The unfortunate thing about the salacious sex lives of our so-called-conservative leaders is that not only are they unsurprising, but when they are outed it simply reinforces the stigma associated with being honest about sexuality.

None of us believes Falwell’s particular kink is unusual, right? Or that “cuck” is a term loaded with contempt precisely because *so many* manly men sense that their jealousy is an aphrodisiac, and they are secretly embarrassed about it, right? Just like so many virulently anti-gay pundits are in the closet. We hate most in others what we see in ourselves. We are masters at projection.
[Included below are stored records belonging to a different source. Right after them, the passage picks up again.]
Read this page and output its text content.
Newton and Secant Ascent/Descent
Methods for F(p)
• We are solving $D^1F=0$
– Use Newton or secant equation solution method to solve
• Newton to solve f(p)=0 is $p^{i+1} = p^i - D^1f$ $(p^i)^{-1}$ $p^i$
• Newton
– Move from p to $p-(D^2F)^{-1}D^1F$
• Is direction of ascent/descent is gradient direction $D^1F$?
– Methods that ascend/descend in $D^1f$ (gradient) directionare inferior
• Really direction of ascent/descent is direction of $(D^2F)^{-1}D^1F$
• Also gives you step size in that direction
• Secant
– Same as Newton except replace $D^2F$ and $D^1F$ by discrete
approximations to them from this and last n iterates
I have to admit feeling some schadenfreude, because Falwell is a cruel and hypocritical person.

But y’all, it’s also so, so sad. We cause so much misery in our own lives by refusing to be curious about *why* something appeals to us that is socially taboo.

For example: there is a reason the woman in the Song of Songs teases her lover by saying,

Tell me, you whom I love with all my heart—
where do you pasture your flock,
where do you rest them at noon?—
so I don’t wander around with the flocks of your companions. (Song of Songs 1:7)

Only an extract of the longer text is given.